Dan setelah hari-hari itu, tak pernah sekali pun aku alpa untuk membuka sosial media milik kalian berdua. Aku ingin semakin tahu di mana perasaan cinta telah membawa kalian berdua. Walaupun seharusnya aku menyadari hal itu tak ubahnya menggali sumur sakit hati di dadaku sendiri. Tapi entah kekuatan macam apa atau bahkan kebodohan macam apa yang membuatku tidak ingin berhenti mencari tahu. Membuka informasi segala sesuatu yang berhubungan dengan kalian berdua. Membuat perasaan iri dan cemburu itu semakin perlahan-lahan menggerogotiku dari dalam. Diam, namun menghancurkan.

Jika saja bisa, maka aku ingin menukar waktuku dengan waktu milik Maya. Satu hari saja. Maka aku akan menyerahkan segala yang kupunya. Aku akan menjelma menjadi sesuatu yang selama ini selalu kaurindu dan kautunggu. Aku bisa marah, merengut, kangen, benci, menampar, mencium, dan memeluk kamu setiap waktu. Tanpa perlu lagi berlindung dalam bayang-bayang. Aku bisa menghabiskan jutaan detik tanpa perlu merasa penat, asalkan di samping kamu. Menjadi sesuatu yang selalu berada dalam radius jangkauanmu. Maka aku hanya minta satu hari yang dimiliki Maya. Entah itu Senin, Selasa, Rabu, Kamis, Jumat, Sabtu, atau Minggu. Tidak ada bedanya. Karena setiap hari kalian selalu menghabiskan waktu bersama.
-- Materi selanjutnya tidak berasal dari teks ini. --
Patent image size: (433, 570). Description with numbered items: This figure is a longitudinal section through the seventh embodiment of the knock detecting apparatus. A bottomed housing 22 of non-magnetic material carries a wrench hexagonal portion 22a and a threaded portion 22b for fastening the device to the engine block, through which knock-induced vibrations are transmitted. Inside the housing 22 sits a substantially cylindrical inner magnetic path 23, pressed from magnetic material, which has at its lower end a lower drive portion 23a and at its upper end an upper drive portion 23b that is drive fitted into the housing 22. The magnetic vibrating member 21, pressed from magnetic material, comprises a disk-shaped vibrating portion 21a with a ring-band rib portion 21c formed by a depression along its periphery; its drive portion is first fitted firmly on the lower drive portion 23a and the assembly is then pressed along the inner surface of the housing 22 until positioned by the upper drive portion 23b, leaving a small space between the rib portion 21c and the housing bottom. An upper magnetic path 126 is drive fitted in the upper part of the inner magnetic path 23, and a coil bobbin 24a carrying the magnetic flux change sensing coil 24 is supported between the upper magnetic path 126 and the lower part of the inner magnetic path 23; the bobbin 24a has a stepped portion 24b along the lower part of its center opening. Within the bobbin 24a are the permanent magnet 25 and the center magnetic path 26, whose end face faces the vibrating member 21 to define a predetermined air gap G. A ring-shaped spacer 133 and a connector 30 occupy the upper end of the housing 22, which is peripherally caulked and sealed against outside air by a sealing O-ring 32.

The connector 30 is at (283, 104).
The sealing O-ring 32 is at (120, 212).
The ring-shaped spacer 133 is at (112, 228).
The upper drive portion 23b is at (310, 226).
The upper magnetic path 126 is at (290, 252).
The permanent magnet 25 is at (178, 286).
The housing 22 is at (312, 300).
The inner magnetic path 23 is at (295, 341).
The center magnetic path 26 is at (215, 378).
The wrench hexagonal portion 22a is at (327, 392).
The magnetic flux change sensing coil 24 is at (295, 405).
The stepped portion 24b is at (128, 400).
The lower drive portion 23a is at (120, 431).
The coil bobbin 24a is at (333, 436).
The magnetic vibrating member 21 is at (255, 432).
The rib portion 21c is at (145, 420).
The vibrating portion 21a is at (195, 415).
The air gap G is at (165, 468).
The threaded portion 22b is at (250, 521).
 Adakah cinta yang melepaskan demi dia bahagia? Barangkali ada.

 Mungkin terdengar naif namun aku mengalaminya. Aku merasakannya ketika melihat kamu begitu bahagia berada di samping Maya. Kamu terlihat begitu kepayang ketika menyediakan bahumu untuk Maya bersandar. Kamu terlihat begitu hidup ketika Maya menopang langkahmu. Kalian begitu sempurna. Saling mengutuhkan satu sama lain. Dan mengetahui kalian bahagia, maka deraku perlahan merayap pergi. Meski belum sepenuhnya kuyakini, namun aku sanggup menerimanya. Menerima kalau Mayalah yang kaupilih untuk berada di sampingmu, menerima kalau egoku tak pernah sebesar cinta milik kalian, menerima kalau kalian tak pernah terpisah, menerima kalau kalian adalah belahan jiwa, soulmate.

Aku masih ingin terus di sini. Menjadi penonton setia dari kalian. Mengagumi sesuatu yang tak pernah bisa dimiliki. Menjadi Niken yang selalu bermimpi bisa menjadi Maya.